Myles Jaye already earned a promotion to High-A and, in his two starts, picked up right where he left off with Kannapolis. So far, the 21 year-old righty has kept his strikeouts and walks about where they were in Low-A. Overall in 2013, he's striking out 22.3% of hitters (17.3% swinging, 5% looking) and walking 10%. He's got good swing-and-miss stuff but he'll need to drop those walks a bit. 9 GS, 53 IP, 45 H, 22 BB, 49 K.
The White Sox elected to jump Chris Beck from Rookie Ball right to High-A in 2013 and the results have been predictable. While the 22 year-old hasn't been hit around like he was in the Pioneer League, the righty's strikeout percentage has basically been cut in half from 20.6% down to 10.6% and his walk percentage has ticked up to just over 9%. His saving grace has been his ability to induce groundballs, as his 55% GB rate has led to just a .242 BABIP. 9 GS, 51 IP, 45 H, 20 BB, 23 K.

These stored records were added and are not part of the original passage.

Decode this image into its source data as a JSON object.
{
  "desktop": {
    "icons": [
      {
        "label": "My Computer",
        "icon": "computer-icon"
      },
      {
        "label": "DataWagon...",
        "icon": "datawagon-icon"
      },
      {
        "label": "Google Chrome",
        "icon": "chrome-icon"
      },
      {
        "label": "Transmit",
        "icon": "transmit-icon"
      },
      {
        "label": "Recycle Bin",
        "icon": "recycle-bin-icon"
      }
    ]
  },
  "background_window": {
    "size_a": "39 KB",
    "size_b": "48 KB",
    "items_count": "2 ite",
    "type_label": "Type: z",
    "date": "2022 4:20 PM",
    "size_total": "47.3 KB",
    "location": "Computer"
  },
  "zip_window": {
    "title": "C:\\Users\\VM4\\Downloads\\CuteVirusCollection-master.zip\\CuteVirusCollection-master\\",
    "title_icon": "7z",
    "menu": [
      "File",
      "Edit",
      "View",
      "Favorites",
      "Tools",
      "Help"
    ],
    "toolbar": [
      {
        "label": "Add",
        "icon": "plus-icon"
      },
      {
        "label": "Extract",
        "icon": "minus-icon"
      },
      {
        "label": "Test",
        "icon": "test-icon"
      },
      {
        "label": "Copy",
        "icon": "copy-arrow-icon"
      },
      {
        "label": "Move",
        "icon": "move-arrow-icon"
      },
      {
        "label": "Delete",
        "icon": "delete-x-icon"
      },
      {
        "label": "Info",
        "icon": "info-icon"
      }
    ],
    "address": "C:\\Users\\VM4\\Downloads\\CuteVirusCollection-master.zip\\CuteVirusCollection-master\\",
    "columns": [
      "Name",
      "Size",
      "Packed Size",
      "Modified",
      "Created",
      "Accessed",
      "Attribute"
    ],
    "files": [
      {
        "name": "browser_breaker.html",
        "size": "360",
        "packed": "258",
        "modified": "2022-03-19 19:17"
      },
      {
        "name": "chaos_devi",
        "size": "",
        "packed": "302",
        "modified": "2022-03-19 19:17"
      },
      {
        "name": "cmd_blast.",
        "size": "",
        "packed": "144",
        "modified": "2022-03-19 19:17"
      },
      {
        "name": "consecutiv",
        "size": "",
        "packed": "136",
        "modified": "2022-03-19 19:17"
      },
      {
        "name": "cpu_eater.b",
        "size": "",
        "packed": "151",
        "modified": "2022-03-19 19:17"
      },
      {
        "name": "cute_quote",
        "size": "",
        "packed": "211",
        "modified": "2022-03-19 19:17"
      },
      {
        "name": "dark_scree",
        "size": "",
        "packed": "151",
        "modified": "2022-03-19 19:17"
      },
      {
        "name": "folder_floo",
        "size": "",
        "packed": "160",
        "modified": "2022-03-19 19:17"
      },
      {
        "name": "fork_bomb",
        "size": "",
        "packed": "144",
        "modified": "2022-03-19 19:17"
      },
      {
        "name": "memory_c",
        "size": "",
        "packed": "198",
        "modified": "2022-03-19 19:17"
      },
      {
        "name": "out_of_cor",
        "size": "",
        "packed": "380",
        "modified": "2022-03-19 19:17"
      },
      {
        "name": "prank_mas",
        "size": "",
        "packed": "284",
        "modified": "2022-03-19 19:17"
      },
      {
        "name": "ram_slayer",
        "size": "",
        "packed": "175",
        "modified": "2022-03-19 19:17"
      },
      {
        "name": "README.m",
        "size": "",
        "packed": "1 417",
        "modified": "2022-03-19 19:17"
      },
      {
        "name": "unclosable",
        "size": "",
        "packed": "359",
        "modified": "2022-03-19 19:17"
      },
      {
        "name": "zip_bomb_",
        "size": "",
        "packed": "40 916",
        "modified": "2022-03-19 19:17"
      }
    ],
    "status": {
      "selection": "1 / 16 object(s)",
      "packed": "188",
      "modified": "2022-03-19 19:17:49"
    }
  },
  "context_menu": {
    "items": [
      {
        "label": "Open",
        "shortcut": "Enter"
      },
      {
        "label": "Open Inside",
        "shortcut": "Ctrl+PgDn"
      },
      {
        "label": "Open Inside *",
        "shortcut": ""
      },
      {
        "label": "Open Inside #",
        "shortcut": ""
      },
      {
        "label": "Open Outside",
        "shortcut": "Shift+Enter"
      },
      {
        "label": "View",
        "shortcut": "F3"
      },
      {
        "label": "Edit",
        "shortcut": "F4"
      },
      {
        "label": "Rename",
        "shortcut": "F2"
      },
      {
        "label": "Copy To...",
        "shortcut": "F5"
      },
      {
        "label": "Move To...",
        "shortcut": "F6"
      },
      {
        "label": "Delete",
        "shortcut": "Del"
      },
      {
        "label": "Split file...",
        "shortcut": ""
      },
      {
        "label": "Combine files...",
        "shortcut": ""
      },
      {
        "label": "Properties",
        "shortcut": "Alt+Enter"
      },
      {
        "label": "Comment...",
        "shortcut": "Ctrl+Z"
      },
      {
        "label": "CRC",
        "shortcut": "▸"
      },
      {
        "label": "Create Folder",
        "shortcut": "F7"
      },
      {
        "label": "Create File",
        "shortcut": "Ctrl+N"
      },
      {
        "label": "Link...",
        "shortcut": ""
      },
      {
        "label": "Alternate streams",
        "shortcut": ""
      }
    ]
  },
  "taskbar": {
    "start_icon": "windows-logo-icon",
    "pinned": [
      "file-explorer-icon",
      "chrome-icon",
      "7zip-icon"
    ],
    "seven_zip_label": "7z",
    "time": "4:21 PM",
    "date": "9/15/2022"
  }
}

Josh Phegley: .321/.386/.628.
Micah Johnson continues to steal with impunity: 44 swipes in 55 tries. The left-handed hitting second baseman's walk rate has taken a slight dip from last season but his strikeout rate is also down from 22.3% to 17.9%. The 22 year-old, however, continues to be rough in the field, committing his 13th error last night. He need to be aware of his limitations in the field and not try to make plays that aren't there.
Trayce Thompson: .235/.365/.389. The power dip is troubling but is outweighed by his drastic cut in strikeouts (21%, down from over 28% the past two seasons) and a decent increase in walks to 14.4%.